Et alors, il nous devient familier de concevoir le silence comme une activité positive - non tant comme une absence de parole, mais comme une participation au monde total - et du même coup, le mutisme obstiné présente son aspect névrotique. Il apparaît comme la triste compensation de la parole oiseuse, non retenue, la << machinerie de la

parole>>. Parole oiseuse et mutisme, en stérilisant les rapports aux autres hommes, stérilisent le moi lui-même. Alors toutes les techniques d'infor­ mation sont vidées de leur rôle, toutes les conditions biologiques de la parole sont neutralisées. L'animal historique se bloque en un démon muet.

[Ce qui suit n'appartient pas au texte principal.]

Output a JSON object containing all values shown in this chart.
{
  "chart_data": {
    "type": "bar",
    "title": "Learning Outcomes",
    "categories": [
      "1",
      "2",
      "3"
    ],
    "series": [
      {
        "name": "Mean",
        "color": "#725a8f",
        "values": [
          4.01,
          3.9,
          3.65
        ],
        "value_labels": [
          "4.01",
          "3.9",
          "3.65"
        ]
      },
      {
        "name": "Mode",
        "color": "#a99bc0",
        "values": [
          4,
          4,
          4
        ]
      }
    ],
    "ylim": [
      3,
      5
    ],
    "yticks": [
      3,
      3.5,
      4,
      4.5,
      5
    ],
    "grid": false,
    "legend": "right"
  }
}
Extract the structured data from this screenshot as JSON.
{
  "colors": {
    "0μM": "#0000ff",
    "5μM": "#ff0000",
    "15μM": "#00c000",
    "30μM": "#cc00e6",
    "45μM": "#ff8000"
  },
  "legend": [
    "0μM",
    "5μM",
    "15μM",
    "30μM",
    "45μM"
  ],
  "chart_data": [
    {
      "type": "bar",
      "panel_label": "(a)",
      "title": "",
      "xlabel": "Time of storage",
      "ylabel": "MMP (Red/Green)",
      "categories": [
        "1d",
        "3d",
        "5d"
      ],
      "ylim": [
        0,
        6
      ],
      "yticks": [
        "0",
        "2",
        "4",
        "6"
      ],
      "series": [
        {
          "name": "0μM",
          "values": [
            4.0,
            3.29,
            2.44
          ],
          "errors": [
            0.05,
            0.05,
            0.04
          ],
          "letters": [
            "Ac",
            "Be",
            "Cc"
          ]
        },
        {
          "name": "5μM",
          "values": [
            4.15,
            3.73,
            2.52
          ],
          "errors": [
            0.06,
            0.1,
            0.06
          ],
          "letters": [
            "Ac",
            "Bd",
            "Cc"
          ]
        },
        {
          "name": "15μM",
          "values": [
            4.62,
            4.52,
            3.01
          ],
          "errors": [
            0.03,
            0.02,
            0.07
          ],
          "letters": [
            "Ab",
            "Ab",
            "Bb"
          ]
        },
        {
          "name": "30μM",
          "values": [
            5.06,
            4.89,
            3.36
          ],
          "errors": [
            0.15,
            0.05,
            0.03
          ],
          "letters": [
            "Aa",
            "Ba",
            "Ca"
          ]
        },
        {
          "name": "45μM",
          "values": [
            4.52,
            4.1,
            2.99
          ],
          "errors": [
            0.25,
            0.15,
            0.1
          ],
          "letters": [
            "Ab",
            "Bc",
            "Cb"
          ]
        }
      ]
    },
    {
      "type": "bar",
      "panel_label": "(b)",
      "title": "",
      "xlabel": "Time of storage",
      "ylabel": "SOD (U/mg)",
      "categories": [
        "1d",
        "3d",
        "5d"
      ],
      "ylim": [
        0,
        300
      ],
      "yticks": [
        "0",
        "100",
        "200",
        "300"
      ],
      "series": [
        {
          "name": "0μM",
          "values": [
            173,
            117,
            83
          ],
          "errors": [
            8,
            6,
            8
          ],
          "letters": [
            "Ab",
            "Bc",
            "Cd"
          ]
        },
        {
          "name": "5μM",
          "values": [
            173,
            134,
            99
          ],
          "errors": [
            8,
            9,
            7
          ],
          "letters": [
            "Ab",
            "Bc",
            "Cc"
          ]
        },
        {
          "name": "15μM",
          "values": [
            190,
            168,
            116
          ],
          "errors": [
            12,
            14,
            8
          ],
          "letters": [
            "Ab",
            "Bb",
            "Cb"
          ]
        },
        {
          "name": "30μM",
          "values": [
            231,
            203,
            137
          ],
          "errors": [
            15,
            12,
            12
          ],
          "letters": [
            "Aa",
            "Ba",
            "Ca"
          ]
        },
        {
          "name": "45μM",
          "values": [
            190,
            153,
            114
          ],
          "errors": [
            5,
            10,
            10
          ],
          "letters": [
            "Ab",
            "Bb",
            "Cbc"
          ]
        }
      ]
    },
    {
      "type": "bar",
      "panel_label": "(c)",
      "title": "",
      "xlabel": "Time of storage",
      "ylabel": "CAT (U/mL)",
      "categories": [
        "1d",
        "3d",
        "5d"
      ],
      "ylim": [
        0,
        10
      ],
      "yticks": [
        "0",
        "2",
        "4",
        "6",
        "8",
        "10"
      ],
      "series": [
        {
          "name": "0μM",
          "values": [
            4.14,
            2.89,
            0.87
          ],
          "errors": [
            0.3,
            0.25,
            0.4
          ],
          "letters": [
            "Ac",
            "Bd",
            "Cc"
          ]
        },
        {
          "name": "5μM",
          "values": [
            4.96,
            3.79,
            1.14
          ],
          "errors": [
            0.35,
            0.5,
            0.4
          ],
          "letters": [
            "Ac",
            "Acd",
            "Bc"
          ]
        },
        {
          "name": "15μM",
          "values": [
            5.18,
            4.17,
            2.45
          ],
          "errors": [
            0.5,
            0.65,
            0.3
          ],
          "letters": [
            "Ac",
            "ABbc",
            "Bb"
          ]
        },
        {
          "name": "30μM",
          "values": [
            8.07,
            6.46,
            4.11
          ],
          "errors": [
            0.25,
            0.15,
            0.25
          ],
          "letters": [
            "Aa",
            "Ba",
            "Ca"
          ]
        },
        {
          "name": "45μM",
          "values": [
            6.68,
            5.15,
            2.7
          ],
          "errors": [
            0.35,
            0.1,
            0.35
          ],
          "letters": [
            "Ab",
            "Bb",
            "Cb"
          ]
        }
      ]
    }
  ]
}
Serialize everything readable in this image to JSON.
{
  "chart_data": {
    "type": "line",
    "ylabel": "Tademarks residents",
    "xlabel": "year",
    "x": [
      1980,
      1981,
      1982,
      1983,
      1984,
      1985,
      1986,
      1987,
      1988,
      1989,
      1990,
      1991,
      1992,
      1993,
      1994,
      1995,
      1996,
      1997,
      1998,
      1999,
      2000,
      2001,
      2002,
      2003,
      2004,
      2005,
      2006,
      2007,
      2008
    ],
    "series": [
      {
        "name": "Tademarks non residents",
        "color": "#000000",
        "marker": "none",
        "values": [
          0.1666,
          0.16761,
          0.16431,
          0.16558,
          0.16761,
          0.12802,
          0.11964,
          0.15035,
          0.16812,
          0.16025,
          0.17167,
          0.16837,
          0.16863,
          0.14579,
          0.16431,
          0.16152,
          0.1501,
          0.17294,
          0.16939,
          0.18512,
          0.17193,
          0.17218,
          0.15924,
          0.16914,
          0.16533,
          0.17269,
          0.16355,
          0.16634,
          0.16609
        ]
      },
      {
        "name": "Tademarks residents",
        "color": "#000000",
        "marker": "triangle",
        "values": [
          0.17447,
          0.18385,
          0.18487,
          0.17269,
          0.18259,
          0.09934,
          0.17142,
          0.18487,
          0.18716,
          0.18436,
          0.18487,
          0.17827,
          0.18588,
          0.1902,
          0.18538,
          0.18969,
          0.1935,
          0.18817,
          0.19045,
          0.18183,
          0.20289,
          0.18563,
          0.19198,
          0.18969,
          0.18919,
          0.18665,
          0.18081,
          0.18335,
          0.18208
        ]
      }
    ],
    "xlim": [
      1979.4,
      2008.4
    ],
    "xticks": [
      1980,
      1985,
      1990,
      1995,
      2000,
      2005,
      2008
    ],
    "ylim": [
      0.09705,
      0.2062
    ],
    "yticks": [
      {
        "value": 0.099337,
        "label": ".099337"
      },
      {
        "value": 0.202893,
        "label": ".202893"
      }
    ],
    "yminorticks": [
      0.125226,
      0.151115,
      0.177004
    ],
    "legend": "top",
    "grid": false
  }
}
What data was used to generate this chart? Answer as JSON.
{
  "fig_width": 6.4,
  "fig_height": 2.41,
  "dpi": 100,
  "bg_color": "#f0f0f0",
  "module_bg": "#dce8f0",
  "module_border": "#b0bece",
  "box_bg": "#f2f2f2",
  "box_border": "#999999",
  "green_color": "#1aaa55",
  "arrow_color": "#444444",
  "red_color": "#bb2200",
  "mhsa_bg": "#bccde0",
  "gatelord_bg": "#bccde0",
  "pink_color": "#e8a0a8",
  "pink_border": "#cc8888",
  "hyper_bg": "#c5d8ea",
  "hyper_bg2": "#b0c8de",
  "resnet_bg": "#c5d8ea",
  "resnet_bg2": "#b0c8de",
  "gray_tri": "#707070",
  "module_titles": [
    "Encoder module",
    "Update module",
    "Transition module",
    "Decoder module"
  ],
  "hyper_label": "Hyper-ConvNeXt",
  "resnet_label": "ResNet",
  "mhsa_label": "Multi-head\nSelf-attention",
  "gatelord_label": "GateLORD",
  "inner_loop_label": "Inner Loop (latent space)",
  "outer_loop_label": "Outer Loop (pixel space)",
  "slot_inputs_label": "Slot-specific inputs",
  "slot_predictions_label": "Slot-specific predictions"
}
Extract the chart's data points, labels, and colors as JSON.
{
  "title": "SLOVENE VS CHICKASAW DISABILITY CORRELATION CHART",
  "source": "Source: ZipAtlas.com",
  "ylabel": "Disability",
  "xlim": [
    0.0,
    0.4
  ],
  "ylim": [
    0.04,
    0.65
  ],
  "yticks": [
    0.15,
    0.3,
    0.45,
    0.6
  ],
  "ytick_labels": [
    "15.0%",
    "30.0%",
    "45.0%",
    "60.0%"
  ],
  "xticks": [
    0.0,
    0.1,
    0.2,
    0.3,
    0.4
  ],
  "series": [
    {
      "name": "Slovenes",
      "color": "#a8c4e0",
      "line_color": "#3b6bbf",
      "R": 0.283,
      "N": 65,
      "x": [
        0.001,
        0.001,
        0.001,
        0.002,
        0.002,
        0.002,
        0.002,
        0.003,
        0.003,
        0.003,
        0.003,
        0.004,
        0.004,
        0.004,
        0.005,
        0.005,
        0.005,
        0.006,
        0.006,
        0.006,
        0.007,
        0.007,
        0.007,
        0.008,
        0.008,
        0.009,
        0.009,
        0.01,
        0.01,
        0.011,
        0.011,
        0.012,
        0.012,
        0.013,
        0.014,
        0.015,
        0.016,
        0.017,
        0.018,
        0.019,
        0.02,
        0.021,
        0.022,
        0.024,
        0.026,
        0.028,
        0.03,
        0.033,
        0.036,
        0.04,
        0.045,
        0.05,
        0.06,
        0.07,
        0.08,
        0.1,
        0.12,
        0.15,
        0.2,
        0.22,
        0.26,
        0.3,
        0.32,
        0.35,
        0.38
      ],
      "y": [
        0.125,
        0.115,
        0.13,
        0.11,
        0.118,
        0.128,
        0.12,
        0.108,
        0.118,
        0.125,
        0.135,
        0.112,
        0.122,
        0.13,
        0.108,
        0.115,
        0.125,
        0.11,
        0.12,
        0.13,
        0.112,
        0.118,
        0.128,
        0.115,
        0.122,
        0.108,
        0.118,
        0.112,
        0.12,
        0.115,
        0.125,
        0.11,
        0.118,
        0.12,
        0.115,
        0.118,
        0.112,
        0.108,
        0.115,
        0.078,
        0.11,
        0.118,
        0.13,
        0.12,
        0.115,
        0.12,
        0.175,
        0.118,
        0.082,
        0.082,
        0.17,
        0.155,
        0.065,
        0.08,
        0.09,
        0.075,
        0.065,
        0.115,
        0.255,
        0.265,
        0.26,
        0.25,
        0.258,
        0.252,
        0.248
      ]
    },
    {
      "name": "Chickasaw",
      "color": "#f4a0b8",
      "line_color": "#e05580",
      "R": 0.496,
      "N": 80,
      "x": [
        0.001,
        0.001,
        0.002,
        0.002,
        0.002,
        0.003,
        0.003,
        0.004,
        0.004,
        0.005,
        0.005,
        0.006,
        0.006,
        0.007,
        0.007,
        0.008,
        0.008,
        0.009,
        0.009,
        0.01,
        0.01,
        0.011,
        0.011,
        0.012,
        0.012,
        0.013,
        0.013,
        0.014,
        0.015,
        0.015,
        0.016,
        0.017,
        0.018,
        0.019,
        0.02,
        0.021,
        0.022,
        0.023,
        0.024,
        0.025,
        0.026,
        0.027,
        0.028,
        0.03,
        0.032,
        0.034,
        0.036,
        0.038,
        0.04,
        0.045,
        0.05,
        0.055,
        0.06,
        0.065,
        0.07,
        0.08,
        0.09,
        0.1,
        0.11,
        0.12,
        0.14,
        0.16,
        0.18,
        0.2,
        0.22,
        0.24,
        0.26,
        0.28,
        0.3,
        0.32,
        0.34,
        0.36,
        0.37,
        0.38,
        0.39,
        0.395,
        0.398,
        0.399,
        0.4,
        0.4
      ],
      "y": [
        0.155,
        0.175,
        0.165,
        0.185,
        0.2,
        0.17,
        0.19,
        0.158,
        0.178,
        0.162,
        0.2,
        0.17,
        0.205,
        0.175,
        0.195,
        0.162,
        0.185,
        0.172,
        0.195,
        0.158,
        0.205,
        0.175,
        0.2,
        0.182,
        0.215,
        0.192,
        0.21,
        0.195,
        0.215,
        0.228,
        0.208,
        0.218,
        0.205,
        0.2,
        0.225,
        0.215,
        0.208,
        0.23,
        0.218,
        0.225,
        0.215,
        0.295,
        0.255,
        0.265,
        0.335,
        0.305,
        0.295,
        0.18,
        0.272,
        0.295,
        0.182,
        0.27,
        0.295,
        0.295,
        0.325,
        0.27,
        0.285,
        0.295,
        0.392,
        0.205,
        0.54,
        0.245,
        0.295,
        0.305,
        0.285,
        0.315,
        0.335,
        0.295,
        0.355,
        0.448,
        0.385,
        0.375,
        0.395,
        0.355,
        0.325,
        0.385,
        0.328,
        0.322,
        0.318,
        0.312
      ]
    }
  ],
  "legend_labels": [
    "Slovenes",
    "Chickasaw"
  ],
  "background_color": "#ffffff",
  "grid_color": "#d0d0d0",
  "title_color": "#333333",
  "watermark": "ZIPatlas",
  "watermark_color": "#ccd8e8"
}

En réalité, la fécondité des rapports d'expression se fonde bien au-delà de tous les moyens naturels de communication, et aussi bien au-delà de la sympathie, de la confiance entre les interlocuteurs.

C'est toujours en des moments bien vécus de participation silencieuse au monde total qu'un homme tire la force actuelle du dialogue. Mais que surtout ce terme conserve son sens étymologique, qui ne saurait être ni le pluriel, ni même le duel de monologue ! Le dialogue désigne la vérité quand elle se découvre indéfiniment grâce aux démarches humaines ; de soi à soi, de soi aux autres, de soi au monde, des hommes à Dieu, des hommes pour Dieu.

* *

Si le silence nous met en contact avec la réalité totale, il n'est pas la vérité; et il faut finalement dire, avec Max Picard, que la parole est plus que le silence, parce que c'est seulement dans la parole que la vérité prend forme.